I used to scoff at my mum and the other women, who never swam in the sea when it was rough and certainly didn't body surf. It was always the Dads and the teens who went in, while the Mums sat sedately on their beach towels reading magazines and chatting.
And now? I stand there in the shallows, just out of reach of the crashing of the waves. I know that the best place to swim would be further out, where you can swim through the waves or body surf, but something is preventing me. I have lost my nerve. What was once enticing and thrilling now seems frightening. Fear of drowning, fear of being dragged out to sea by a current, whatever it is makes me apprehensive about going in. It takes me a good 15 minutes to summon up the courage, and then I go in for about five. But I am constantly on my guard for big waves breaking over my head, and I am fairly relieved to get out, although it still feels good afterwards with the salt on my skin drying in the ocean breeze.

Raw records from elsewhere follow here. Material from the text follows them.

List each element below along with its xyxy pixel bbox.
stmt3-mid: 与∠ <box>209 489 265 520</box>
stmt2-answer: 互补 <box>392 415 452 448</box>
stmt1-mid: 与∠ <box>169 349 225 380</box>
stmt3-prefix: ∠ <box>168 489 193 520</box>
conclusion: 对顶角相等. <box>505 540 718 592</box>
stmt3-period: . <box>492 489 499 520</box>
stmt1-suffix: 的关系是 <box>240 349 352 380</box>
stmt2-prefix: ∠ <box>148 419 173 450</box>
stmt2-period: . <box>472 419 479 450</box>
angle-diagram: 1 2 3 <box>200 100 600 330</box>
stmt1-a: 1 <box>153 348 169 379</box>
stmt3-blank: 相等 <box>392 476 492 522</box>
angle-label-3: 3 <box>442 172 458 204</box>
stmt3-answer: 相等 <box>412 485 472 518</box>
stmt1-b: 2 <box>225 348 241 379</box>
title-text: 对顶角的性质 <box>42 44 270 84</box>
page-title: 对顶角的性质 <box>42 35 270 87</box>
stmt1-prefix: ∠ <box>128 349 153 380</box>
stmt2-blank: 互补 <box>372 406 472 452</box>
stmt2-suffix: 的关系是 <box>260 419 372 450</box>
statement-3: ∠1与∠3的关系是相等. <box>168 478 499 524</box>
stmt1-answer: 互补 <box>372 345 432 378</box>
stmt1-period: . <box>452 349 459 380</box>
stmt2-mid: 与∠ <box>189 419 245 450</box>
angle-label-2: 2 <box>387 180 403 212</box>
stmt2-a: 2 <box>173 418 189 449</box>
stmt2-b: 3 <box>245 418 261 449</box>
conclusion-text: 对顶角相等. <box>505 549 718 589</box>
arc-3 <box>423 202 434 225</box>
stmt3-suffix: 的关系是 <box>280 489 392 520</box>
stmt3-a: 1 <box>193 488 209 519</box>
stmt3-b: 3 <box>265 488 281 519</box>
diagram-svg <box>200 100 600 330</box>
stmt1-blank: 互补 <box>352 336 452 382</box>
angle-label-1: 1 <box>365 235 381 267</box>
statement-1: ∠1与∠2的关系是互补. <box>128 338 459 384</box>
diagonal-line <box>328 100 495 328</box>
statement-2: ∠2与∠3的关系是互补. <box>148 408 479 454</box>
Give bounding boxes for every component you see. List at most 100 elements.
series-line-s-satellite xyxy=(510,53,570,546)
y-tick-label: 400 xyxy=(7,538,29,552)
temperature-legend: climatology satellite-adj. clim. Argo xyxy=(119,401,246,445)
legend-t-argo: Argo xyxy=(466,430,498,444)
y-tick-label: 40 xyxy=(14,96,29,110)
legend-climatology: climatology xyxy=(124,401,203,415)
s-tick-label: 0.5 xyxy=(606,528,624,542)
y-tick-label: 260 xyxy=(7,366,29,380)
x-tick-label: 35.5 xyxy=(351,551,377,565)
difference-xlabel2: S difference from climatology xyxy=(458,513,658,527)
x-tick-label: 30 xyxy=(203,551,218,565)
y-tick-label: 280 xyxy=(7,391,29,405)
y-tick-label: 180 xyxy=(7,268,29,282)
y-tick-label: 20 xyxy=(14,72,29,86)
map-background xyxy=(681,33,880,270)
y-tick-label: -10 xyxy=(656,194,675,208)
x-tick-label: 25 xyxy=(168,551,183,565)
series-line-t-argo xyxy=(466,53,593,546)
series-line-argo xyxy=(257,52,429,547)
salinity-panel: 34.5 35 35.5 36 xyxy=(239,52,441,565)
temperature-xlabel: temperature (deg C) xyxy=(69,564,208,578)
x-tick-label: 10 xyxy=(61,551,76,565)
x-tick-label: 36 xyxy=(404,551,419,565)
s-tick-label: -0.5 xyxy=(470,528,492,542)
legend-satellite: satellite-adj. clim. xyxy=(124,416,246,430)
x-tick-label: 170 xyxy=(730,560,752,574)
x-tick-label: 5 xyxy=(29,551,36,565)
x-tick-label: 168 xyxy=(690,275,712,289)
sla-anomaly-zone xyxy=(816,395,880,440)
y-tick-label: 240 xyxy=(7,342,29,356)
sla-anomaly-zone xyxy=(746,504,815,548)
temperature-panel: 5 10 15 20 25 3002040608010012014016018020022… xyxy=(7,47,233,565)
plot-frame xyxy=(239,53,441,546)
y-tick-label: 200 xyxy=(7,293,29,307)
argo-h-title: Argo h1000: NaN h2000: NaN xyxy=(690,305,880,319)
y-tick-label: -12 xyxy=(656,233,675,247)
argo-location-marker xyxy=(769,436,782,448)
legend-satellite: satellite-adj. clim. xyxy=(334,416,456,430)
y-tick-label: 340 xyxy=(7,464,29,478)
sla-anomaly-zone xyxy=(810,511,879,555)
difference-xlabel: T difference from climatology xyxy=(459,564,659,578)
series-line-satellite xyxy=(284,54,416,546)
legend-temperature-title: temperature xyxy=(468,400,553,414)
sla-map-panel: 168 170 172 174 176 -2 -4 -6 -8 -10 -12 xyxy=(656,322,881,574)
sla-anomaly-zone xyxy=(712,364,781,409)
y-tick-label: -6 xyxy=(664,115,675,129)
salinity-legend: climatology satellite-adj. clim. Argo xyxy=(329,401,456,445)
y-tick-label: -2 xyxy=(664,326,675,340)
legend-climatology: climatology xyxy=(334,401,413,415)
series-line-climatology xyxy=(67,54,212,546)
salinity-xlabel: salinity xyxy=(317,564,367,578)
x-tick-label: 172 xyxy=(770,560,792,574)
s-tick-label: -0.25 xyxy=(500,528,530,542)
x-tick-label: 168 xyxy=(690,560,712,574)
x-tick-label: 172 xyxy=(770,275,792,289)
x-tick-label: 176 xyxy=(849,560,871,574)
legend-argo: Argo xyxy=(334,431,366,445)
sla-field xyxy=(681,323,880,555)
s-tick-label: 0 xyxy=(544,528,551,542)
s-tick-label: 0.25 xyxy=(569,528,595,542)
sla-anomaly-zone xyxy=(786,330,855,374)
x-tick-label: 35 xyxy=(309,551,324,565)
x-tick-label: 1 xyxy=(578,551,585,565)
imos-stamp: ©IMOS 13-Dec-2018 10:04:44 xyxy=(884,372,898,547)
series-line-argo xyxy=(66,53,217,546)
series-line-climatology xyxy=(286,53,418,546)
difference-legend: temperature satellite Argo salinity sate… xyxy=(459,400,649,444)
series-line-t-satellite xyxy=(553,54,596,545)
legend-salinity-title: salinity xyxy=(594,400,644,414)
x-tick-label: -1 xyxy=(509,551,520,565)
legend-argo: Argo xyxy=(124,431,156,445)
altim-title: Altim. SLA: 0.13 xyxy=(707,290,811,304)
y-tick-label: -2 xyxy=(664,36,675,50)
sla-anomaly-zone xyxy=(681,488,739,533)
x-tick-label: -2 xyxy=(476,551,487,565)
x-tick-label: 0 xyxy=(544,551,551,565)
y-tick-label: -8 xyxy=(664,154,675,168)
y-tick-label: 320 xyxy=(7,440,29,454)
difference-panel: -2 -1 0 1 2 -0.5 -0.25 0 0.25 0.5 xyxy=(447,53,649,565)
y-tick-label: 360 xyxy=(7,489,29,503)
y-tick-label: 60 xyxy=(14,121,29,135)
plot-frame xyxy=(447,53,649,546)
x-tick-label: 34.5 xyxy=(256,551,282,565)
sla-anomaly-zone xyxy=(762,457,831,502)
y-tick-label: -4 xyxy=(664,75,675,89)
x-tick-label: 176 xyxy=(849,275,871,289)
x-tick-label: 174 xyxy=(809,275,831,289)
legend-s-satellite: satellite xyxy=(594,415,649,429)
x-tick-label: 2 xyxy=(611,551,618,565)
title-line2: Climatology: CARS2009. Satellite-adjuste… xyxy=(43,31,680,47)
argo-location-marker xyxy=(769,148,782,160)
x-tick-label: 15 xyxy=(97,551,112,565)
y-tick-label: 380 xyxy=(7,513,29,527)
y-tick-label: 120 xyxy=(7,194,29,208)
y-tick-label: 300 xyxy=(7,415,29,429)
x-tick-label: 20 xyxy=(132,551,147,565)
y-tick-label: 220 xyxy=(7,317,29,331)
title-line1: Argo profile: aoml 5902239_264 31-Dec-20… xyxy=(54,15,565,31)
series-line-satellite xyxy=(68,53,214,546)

So what has changed? Is it motherhood that makes us fearful- a knowledge of responsibility for someone other than just ourself? Is it more awareness of the bad things that could happen; more stories of drowning, related over the years; more ridiculous shark films? Or is it a more mundane fear of coming out of the sea looking dishevelled and pummelled by the waves, bathing suit hanging half off, unbefitting of a mother of two? Maybe I'm more happy just paddling on the edge with the Littleboys, or swimming in the calmer sea of Long Island Sound.
I'm not sure, but what I do see on the beach is Dads, kids and teenagers swimming in the surf. And hardly any women aged over about 20. Somewhere, somehow, we lose our nerve.